Jairo Gómez, especial para La Jornada

Bogotá. Lejos de dejar de hacer política, Gustavo Petro, presidente de Colombia, hasta este viernes 7, asumirá las banderas de la oposición contra el ultraderechista Abelardo De la Espriella.

Petro se despide con denuncias sobre fraude electoral y con una consigna: defender los cambios y reformas sociales que realizó en sus cuatro años de gobierno. 

“Las conquistas del pueblo se defenderán en las calles, convocando pacíficamente a la gente para que las defienda”, repite Petro como un mantra. 

Petro cederá la presidencia al ultraderechista De la Espriella que se ubica en las antípodas del progresismo que dio voz a los sectores marginales: los afrodescendientes, indígenas, campesinos afectados por el conflicto armado y a sus víctimas. 
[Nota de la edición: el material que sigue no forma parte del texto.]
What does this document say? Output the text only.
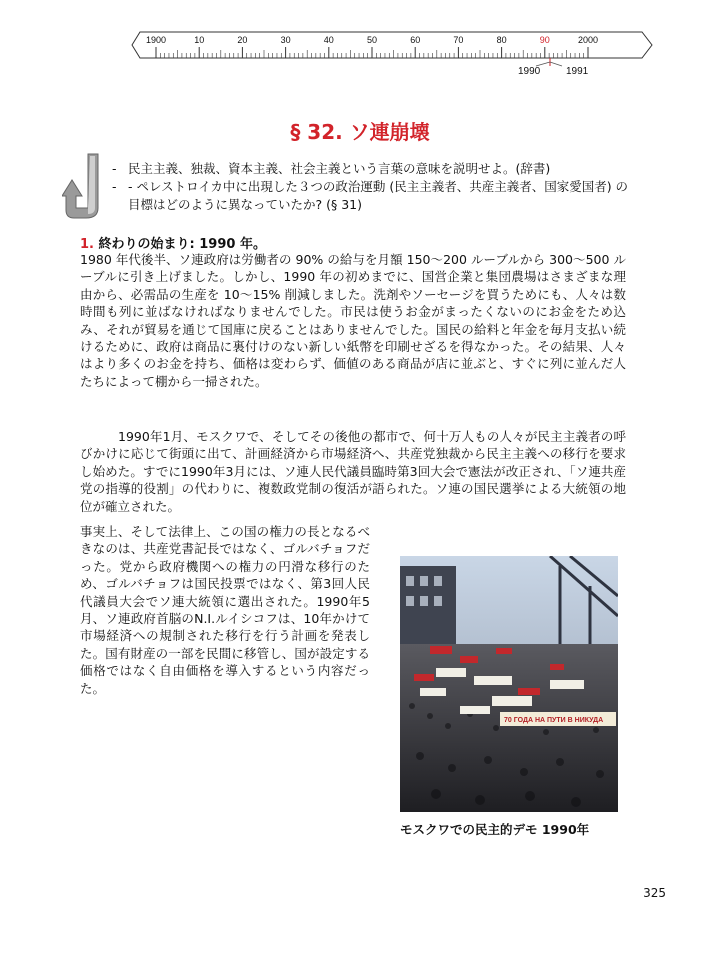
1900	10	20	30	40	50	60	70	80	90	2000
1990	1991
§ 32. ソ連崩壊
- 民主主義、独裁、資本主義、社会主義という言葉の意味を説明せよ。(辞書)
- - ペレストロイカ中に出現した３つの政治運動 (民主主義者、共産主義者、国家愛国者) の目標はどのように異なっていたか? (§ 31)
1. 終わりの始まり: 1990 年。

1980 年代後半、ソ連政府は労働者の 90% の給与を月額 150〜200 ルーブルから 300〜500 ルーブルに引き上げました。しかし、1990 年の初めまでに、国営企業と集団農場はさまざまな理由から、必需品の生産を 10〜15% 削減しました。洗剤やソーセージを買うためにも、人々は数時間も列に並ばなければなりませんでした。市民は使うお金がまったくないのにお金をため込み、それが貿易を通じて国庫に戻ることはありませんでした。国民の給料と年金を毎月支払い続けるために、政府は商品に裏付けのない新しい紙幣を印刷せざるを得なかった。その結果、人々はより多くのお金を持ち、価格は変わらず、価値のある商品が店に並ぶと、すぐに列に並んだ人たちによって棚から一掃された。

1990年1月、モスクワで、そしてその後他の都市で、何十万人もの人々が民主主義者の呼びかけに応じて街頭に出て、計画経済から市場経済へ、共産党独裁から民主主義への移行を要求し始めた。すでに1990年3月には、ソ連人民代議員臨時第3回大会で憲法が改正され、「ソ連共産党の指導的役割」の代わりに、複数政党制の復活が語られた。ソ連の国民選挙による大統領の地位が確立された。

事実上、そして法律上、この国の権力の長となるべきなのは、共産党書記長ではなく、ゴルバチョフだった。党から政府機関への権力の円滑な移行のため、ゴルバチョフは国民投票ではなく、第3回人民代議員大会でソ連大統領に選出された。1990年5月、ソ連政府首脳のN.I.ルイシコフは、10年かけて市場経済への規制された移行を行う計画を発表した。国有財産の一部を民間に移管し、国が設定する価格ではなく自由価格を導入するという内容だった。

70 ГОДА НА ПУТИ В НИКУДА

モスクワでの民主的デモ 1990年

325
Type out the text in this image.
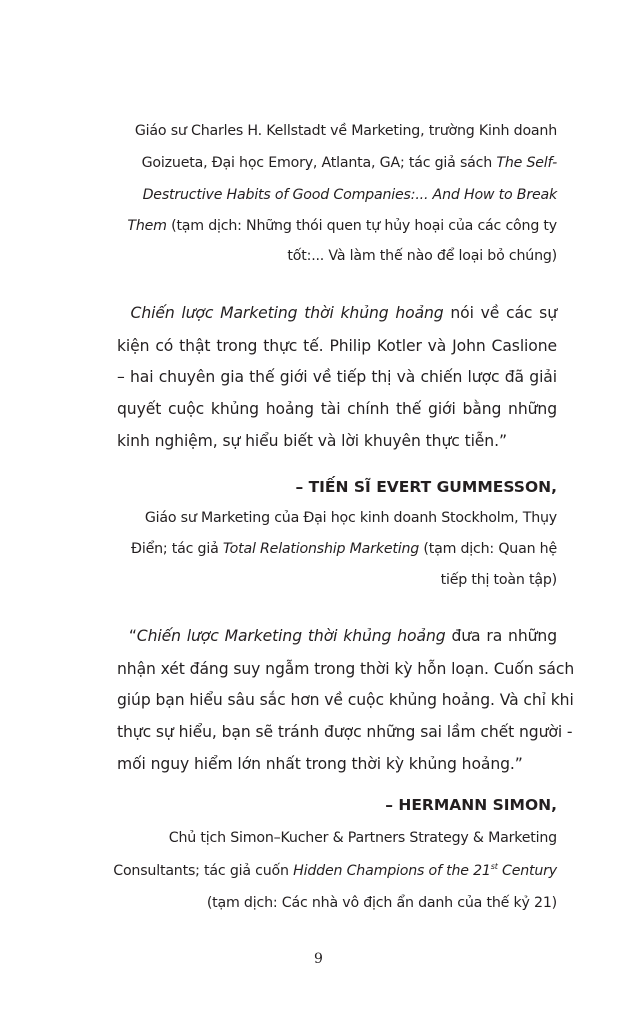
9
Giáo sư Charles H. Kellstadt về Marketing, trường Kinh doanh
Goizueta, Đại học Emory, Atlanta, GA; tác giả sách The Self-
Destructive Habits of Good Companies:... And How to Break
Them (tạm dịch: Những thói quen tự hủy hoại của các công ty
tốt:... Và làm thế nào để loại bỏ chúng)
Chiến lược Marketing thời khủng hoảng nói về các sự
kiện có thật trong thực tế. Philip Kotler và John Caslione
– hai chuyên gia thế giới về tiếp thị và chiến lược đã giải
quyết cuộc khủng hoảng tài chính thế giới bằng những
kinh nghiệm, sự hiểu biết và lời khuyên thực tiễn.”
– TIẾN SĨ EVERT GUMMESSON,
Giáo sư Marketing của Đại học kinh doanh Stockholm, Thụy
Điển; tác giả Total Relationship Marketing (tạm dịch: Quan hệ
tiếp thị toàn tập)
“Chiến lược Marketing thời khủng hoảng đưa ra những
nhận xét đáng suy ngẫm trong thời kỳ hỗn loạn. Cuốn sách
giúp bạn hiểu sâu sắc hơn về cuộc khủng hoảng. Và chỉ khi
thực sự hiểu, bạn sẽ tránh được những sai lầm chết người -
mối nguy hiểm lớn nhất trong thời kỳ khủng hoảng.”
– HERMANN SIMON,
Chủ tịch Simon–Kucher & Partners Strategy & Marketing
Consultants; tác giả cuốn Hidden Champions of the 21st Century
(tạm dịch: Các nhà vô địch ẩn danh của thế kỷ 21)
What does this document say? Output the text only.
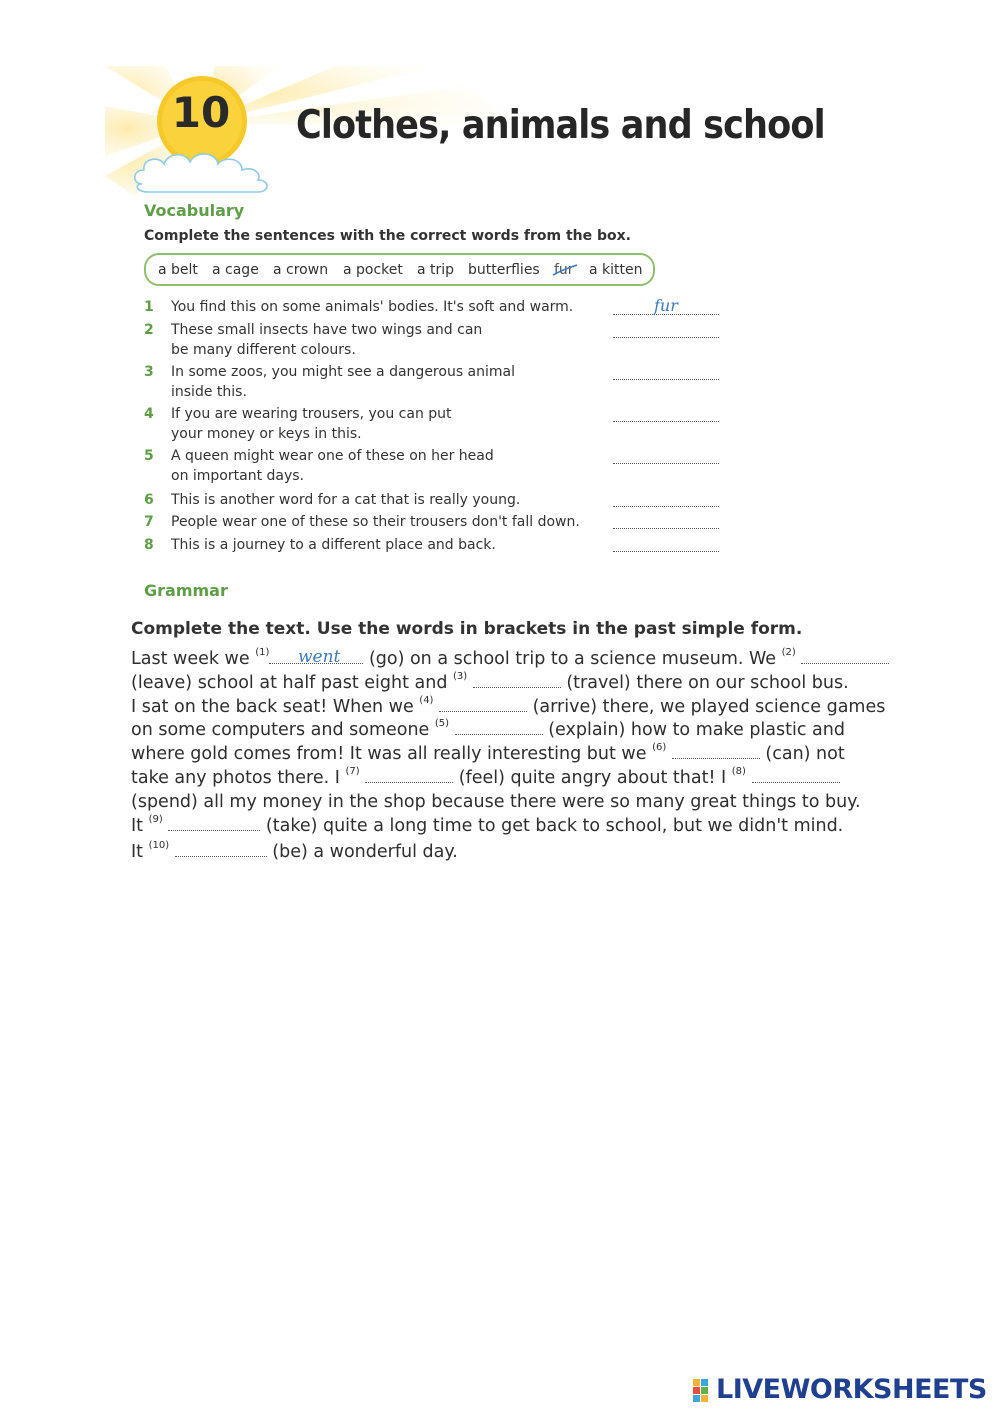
10	Clothes, animals and school
Vocabulary
Complete the sentences with the correct words from the box.
a belt a cage a crown a pocket a trip butterflies fur a kitten
1 You find this on some animals' bodies. It's soft and warm.	fur
2 These small insects have two wings and can
be many different colours.
3 In some zoos, you might see a dangerous animal
inside this.
4 If you are wearing trousers, you can put
your money or keys in this.
5 A queen might wear one of these on her head
on important days.
6 This is another word for a cat that is really young.
7 People wear one of these so their trousers don't fall down.
8 This is a journey to a different place and back.
Grammar
Complete the text. Use the words in brackets in the past simple form.
Last week we $^{(1)}$	(go) on a school trip to a science museum. We $^{(2)}$
went
(leave) school at half past eight and $^{(3)}$	(travel) there on our school bus.
I sat on the back seat! When we $^{(4)}$	(arrive) there, we played science games
on some computers and someone $^{(5)}$	(explain) how to make plastic and
where gold comes from! It was all really interesting but we $^{(6)}$	(can) not
take any photos there. I $^{(7)}$	(feel) quite angry about that! I $^{(8)}$
(spend) all my money in the shop because there were so many great things to buy.
It $^{(9)}$	(take) quite a long time to get back to school, but we didn't mind.
It $^{(10)}$	(be) a wonderful day.
LIVEWORKSHEETS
La transición de gobierno ha sido tormentosa, sin empalme entre los salientes y entrantes funcionarios, al tiempo que el ultra y su nuevo equipo de gobierno se obstinaron en hacer supuestas denuncias de corrupción contra el gobierno del Pacto Histórico, sin esgrimir prueba alguna. 

“Que nos sindiquen de corrupción sin prueba alguna, es digno para mi gobierno, pues ello demuestra que hicimos las cosas bien. Ahora, de encontrarse algún hecho anómalo que las autoridades lo castiguen, así como lo hicimos en el gobierno con corruptos que hoy están en la cárcel denunciados por nosotros”, reiteró el presidente saliente. 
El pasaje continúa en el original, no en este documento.